Monkeypox virus belongs to the orthopoxvirus genus, infects rodents and monkeys in Africa, produces a smallpox-like zoonotic disease in humans, and has the potential for global spread and exploitation for bioterrorism. Several small animal models for studying monkeypox virus pathogenesis have been investigated. The African dormouse is a candidate natural host but is outbred and no immunological reagents exist. Although not a natural host, the CAST/EiJ mouse is inbred and animals and reagents are commercially available. We compared the dissemination of monkeypox virus by bioluminescence imaging in CAST/EiJ mice and dormice. In CAST/EiJ mice, intense replication occurred at the intranasal site of inoculation and virus spread rapidly to lungs and abdominal organs, which had a lower virus burden. Compared to CAST/EiJ mice, dormice exhibited a greater variation of virus spread, a slower time course, less replication in the head and chest, and more replication in abdominal organs prior to death.
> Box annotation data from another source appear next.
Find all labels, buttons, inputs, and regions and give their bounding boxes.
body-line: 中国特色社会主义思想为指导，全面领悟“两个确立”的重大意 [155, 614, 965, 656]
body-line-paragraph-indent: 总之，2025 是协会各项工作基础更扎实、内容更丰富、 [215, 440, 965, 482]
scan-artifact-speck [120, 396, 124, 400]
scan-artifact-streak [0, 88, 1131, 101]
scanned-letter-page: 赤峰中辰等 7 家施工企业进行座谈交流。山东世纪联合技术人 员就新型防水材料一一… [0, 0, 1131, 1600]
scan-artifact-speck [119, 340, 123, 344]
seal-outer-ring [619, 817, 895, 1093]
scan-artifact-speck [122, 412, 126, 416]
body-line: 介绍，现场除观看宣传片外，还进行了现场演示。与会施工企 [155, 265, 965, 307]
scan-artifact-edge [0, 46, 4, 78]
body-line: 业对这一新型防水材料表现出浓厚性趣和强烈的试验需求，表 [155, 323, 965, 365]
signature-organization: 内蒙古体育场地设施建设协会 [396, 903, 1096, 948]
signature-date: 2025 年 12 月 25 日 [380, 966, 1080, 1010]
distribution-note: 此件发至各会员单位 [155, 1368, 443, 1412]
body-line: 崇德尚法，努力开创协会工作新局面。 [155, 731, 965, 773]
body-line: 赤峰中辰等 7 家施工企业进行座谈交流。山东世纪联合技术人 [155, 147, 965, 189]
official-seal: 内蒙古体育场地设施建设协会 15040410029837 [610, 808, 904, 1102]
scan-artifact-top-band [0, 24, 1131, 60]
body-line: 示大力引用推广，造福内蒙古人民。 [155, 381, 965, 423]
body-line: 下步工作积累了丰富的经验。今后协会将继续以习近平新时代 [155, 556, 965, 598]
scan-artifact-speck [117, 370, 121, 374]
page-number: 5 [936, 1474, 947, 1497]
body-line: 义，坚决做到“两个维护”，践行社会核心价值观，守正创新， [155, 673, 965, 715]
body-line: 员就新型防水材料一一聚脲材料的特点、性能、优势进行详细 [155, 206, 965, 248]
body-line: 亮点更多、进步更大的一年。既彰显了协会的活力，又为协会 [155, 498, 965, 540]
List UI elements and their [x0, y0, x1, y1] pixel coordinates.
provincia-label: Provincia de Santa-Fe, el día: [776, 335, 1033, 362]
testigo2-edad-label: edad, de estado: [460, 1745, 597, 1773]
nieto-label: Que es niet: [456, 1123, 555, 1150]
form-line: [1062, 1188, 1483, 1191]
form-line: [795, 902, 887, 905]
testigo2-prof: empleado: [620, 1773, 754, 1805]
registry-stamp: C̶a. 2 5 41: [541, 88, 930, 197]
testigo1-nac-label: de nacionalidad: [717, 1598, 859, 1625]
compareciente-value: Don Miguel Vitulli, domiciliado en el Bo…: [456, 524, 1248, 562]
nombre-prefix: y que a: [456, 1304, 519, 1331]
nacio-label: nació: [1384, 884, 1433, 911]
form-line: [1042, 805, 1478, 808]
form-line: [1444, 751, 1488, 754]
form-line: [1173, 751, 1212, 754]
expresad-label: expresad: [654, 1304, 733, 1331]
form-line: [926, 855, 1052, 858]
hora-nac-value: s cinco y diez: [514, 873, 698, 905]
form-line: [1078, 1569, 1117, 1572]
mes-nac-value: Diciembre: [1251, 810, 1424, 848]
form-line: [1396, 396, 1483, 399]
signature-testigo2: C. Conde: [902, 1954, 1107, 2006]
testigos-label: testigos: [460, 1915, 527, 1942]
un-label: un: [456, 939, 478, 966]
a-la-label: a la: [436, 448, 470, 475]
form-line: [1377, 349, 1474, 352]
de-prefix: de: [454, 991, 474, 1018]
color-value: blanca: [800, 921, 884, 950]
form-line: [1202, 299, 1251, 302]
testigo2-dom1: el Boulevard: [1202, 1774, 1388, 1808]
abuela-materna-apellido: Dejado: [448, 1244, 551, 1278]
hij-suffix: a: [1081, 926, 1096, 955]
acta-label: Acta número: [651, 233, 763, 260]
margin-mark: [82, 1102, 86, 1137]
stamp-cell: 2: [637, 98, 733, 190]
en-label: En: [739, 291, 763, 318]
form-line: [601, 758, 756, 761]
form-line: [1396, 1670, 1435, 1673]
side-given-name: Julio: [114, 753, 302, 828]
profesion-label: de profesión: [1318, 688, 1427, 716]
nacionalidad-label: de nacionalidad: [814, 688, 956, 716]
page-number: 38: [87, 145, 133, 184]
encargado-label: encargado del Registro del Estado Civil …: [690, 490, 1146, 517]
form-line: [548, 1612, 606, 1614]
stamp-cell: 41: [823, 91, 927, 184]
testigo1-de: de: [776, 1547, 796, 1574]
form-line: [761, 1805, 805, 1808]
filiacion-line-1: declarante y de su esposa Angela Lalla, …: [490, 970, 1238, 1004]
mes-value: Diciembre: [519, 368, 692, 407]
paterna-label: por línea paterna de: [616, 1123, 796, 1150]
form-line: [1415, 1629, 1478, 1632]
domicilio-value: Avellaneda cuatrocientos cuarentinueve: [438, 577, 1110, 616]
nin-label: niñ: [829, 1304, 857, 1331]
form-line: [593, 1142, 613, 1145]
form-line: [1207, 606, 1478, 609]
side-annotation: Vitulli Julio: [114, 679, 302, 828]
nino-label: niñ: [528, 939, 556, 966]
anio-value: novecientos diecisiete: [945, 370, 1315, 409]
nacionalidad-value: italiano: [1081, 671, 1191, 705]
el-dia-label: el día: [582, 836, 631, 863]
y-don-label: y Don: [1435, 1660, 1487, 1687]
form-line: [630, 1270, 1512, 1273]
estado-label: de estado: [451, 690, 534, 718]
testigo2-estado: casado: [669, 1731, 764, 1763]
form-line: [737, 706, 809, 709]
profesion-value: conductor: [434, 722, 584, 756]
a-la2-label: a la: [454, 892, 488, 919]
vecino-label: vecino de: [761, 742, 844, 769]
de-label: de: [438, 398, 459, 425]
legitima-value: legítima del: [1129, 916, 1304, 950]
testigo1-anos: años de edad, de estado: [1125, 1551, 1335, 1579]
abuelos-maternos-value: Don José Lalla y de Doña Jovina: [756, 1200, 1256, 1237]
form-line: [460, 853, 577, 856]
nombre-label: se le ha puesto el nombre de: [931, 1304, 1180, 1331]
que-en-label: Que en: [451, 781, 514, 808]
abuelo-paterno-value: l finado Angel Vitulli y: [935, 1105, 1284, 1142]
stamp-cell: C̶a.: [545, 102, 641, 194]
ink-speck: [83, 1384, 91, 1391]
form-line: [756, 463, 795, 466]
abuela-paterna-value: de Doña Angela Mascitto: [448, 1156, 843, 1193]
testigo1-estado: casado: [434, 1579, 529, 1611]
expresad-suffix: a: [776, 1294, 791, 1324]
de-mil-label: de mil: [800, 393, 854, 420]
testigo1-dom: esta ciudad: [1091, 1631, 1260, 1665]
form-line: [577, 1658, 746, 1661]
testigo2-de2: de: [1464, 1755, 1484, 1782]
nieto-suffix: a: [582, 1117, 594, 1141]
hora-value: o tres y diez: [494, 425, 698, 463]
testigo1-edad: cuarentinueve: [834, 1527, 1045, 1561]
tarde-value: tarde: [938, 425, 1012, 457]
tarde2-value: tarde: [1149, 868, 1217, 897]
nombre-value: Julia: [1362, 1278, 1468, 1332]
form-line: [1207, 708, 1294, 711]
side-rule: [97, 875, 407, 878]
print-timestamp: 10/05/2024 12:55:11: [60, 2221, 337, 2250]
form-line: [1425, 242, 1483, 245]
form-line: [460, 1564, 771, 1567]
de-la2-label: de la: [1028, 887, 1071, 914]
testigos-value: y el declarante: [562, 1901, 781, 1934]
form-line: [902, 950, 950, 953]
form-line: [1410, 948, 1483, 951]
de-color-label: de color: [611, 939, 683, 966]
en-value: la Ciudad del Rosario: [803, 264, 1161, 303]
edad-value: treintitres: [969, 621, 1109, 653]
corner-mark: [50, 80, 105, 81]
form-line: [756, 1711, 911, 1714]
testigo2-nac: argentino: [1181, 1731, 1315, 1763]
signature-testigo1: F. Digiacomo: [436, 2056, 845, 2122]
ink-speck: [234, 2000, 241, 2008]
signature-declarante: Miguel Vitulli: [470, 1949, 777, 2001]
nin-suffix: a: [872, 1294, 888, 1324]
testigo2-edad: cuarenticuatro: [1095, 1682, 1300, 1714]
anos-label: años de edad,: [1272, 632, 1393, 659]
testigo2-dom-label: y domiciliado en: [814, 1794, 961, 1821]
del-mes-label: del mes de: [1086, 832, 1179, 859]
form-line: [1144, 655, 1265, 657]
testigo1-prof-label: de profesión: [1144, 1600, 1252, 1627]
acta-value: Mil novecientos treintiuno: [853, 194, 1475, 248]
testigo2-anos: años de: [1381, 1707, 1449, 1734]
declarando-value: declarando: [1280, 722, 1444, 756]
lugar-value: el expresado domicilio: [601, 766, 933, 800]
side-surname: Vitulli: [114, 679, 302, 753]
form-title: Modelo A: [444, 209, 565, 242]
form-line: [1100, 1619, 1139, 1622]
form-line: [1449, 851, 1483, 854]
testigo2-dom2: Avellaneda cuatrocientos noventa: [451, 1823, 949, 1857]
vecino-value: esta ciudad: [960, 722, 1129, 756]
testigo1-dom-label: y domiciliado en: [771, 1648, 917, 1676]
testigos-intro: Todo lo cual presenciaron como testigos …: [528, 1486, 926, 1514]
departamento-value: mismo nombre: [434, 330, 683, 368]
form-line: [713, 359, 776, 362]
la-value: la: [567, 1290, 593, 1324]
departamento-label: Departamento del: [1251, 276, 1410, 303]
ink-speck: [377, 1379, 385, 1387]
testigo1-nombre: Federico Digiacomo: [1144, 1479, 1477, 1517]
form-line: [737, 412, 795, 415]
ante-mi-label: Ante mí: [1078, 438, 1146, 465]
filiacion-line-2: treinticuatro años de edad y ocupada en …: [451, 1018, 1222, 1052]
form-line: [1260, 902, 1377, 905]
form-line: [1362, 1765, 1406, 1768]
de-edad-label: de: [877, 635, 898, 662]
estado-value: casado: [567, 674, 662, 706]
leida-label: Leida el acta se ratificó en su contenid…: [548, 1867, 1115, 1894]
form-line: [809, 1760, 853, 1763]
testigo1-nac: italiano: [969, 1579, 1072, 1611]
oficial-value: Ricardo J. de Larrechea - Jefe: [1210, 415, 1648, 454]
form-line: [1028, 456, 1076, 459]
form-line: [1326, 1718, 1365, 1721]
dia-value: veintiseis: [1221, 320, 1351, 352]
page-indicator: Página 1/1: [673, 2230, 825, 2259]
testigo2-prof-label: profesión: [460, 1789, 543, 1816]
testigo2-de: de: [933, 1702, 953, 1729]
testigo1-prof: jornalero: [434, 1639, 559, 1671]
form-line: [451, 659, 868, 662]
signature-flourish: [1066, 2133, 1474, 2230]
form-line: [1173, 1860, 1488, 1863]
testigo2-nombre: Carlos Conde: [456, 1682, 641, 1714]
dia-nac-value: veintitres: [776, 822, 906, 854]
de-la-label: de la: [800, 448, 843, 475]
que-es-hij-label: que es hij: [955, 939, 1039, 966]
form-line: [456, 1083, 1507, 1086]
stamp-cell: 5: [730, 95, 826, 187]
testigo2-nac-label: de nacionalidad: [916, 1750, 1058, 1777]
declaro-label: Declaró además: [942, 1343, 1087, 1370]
Elimination of A-type inclusion formation enhances cowpox virus replication in mice: implications for orthopoxvirus evolution.

Some orthopoxviruses including cowpox virus embed virus particles in dense bodies, comprised of the A-type inclusion (ATI) protein, which may provide long-term environmental protection. This strategy could be beneficial if the host population is sparse or spread is inefficient or indirect. However, the formation of ATI may be neutral or disadvantageous for orthopoxviruses that rely on direct respiratory spread. Disrupted ATI open reading frames in orthopoxviruses such as variola virus, the agent of smallpox, and monkeypox virus suggests that loss of this feature provided positive selection. To test this hypothesis, we constructed cowpox virus mutants with deletion of the ATI gene or another gene required for embedding virions. The ATI deletion mutant caused greater weight loss and higher replication in the respiratory tract than control viruses, supporting our hypothesis. Deletion of the gene for embedding virions had a lesser effect, possibly due to known additional functions of the encoded protein.